The TSDC shall not be expended for costs associated with the construction of administrative office facilities that are more than an incidental part of other capital improvements.
C. 
The TSDC shall not be expended for costs of the operation or routine maintenance of capital improvements.
D. 
The TSDC capital project list adopted pursuant to Section 3.04.010(E) may be amended from time to time by council resolution. If the rate schedule will be increased by a proposed modification of the TSDC capital project list to include capacity increasing capital improvement cost(s):
1. 
The city shall provide, at least 30 days prior to the adoption of the modification, notice of the proposed modification to the persons who have requested written notice under ORS 223.305(6).
2. 
If the city receives a written request for a hearing on the proposed modification within seven days of the date the proposed modification is scheduled for adoption, the city shall hold a public hearing.
3. 
Notwithstanding ORS 294.160, a public hearing is not required if the city does not receive a written request for a hearing.
4. 
The decision of the city to increase the rate schedule by modifying the list may be judicially reviewed only as provided in ORS 34.010 to 34.100.
(Ord. 528 § 1, 2017)
A. 
A person challenging the propriety of an expenditure of TSDC revenues may appeal the decision or the expenditure to the hearings officer by filing a written request with the department director.
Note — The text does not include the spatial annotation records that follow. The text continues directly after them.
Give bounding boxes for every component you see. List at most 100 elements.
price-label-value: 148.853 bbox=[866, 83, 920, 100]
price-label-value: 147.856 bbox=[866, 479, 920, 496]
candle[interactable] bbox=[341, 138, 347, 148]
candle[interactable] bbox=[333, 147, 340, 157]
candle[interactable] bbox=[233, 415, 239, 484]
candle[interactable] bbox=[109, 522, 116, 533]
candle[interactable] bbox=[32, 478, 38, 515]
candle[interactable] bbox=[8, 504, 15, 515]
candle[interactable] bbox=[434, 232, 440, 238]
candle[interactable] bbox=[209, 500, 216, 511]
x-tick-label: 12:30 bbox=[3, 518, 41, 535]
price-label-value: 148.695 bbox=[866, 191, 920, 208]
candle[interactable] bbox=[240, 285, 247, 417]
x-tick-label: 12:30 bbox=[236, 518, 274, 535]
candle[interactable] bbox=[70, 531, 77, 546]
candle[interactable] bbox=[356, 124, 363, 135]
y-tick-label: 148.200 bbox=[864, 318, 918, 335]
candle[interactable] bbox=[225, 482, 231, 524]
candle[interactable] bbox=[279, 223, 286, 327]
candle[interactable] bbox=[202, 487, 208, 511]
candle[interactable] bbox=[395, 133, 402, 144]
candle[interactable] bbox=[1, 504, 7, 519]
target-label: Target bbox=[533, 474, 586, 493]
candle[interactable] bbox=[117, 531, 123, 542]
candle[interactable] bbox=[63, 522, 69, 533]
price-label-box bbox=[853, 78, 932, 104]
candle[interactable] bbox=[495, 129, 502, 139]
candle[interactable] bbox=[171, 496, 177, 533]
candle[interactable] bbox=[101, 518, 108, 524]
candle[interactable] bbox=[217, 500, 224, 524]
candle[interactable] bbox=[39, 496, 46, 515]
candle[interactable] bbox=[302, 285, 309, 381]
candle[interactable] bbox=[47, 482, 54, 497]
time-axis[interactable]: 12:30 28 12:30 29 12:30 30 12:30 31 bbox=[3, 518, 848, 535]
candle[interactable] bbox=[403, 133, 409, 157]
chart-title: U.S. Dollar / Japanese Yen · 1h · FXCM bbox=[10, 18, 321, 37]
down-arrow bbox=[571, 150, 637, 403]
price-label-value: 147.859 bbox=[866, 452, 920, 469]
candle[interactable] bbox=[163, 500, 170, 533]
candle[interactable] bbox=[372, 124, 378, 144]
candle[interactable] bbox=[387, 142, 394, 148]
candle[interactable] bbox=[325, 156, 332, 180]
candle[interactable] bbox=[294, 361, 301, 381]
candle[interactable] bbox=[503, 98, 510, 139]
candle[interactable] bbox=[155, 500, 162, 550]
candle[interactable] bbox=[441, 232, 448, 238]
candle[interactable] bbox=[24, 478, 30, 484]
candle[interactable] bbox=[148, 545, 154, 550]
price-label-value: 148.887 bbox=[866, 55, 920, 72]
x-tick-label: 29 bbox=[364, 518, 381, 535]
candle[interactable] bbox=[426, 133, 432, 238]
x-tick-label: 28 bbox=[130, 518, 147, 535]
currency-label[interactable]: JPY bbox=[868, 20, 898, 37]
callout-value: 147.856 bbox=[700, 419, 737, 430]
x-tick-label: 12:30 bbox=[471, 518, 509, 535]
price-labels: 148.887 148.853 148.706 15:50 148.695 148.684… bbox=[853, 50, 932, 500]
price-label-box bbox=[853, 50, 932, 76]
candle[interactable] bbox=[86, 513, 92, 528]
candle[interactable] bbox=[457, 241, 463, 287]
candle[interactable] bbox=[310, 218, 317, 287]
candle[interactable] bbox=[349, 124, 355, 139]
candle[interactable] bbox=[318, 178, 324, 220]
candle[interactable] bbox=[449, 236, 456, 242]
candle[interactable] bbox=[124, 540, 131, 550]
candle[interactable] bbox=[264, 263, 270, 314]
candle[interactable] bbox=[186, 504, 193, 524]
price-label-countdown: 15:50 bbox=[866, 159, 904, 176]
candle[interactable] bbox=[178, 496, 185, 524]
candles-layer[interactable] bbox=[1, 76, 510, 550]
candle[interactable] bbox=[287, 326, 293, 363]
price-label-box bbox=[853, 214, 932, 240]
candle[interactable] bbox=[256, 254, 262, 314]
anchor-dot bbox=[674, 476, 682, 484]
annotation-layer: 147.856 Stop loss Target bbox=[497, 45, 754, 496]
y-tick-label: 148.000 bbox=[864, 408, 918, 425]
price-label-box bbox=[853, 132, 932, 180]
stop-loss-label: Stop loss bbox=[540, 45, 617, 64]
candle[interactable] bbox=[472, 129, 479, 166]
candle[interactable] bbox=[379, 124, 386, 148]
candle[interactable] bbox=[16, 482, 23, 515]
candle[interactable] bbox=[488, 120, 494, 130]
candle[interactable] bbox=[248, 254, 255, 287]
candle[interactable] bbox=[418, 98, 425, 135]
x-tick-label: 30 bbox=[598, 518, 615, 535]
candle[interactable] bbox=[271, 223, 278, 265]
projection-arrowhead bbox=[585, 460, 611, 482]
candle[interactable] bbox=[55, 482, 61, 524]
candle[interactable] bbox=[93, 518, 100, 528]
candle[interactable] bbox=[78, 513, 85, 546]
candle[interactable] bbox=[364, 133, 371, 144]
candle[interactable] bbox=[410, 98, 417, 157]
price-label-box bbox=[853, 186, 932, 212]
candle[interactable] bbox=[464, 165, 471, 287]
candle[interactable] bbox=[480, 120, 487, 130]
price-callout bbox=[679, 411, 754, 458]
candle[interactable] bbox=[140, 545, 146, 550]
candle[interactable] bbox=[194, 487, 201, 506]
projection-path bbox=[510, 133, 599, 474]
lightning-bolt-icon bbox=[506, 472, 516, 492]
An appeal of an expenditure must be filed within two years of the date of the alleged improper expenditure.
1. 
After providing notice to the appellant, the hearings officer shall determine whether the expenditure is in accordance with this ordinance and the provisions of ORS 223.297 to 223.214. If the hearings officer determines that there has been an improper expenditure of TSDC revenues, the hearings officer shall direct that a sum equal to the misspent amount shall be deposited within one year to the credit of the account or fund from which it was spent.
B. 
Appeals of any other decision required or permitted to be made by the department under this chapter must be filed with the hearings officer by filing a written request and paying the appeals fee with the department within 14 days of the department's decision, or payment of the assessment, whichever comes first.
1. 
After providing notice to the appellant, the hearings officer shall determine whether the department's decision is in accordance with this ordinance and the provisions of ORS 223.297 to 223.214 and may affirm, modify, or overrule the decisions.
2. 
The fee for formally appealing a decision to the hearings officer will be set by resolution.
C. 
The decision of the hearings officer shall be reviewable solely under ORS 34.010 through 34.100. The person who has appealed a decision shall be notified of this right to review of the decision.
D. 
A legal action challenging the methodology adopted by the council pursuant to Section 3.04.010(E) shall not be filed later than 60 days after adoption. A person may contest the methodology used for calculating a TSDC only as provided in ORS 34.010 to ORS 34.100, and not otherwise.
(Ord. 528 § 1, 2017)
Prior to January 1 of each year, the city shall provide an annual accounting for the activity occurring in the dedicated fund created by Section 3.04.070 for the previous fiscal year. The accounting shall show the total amount of TSDC's collected, the amount spent on each project that was funded in whole or in part in that fiscal year, and the amount attributed to the costs of complying with the provisions of ORS 223.297 to 223.314.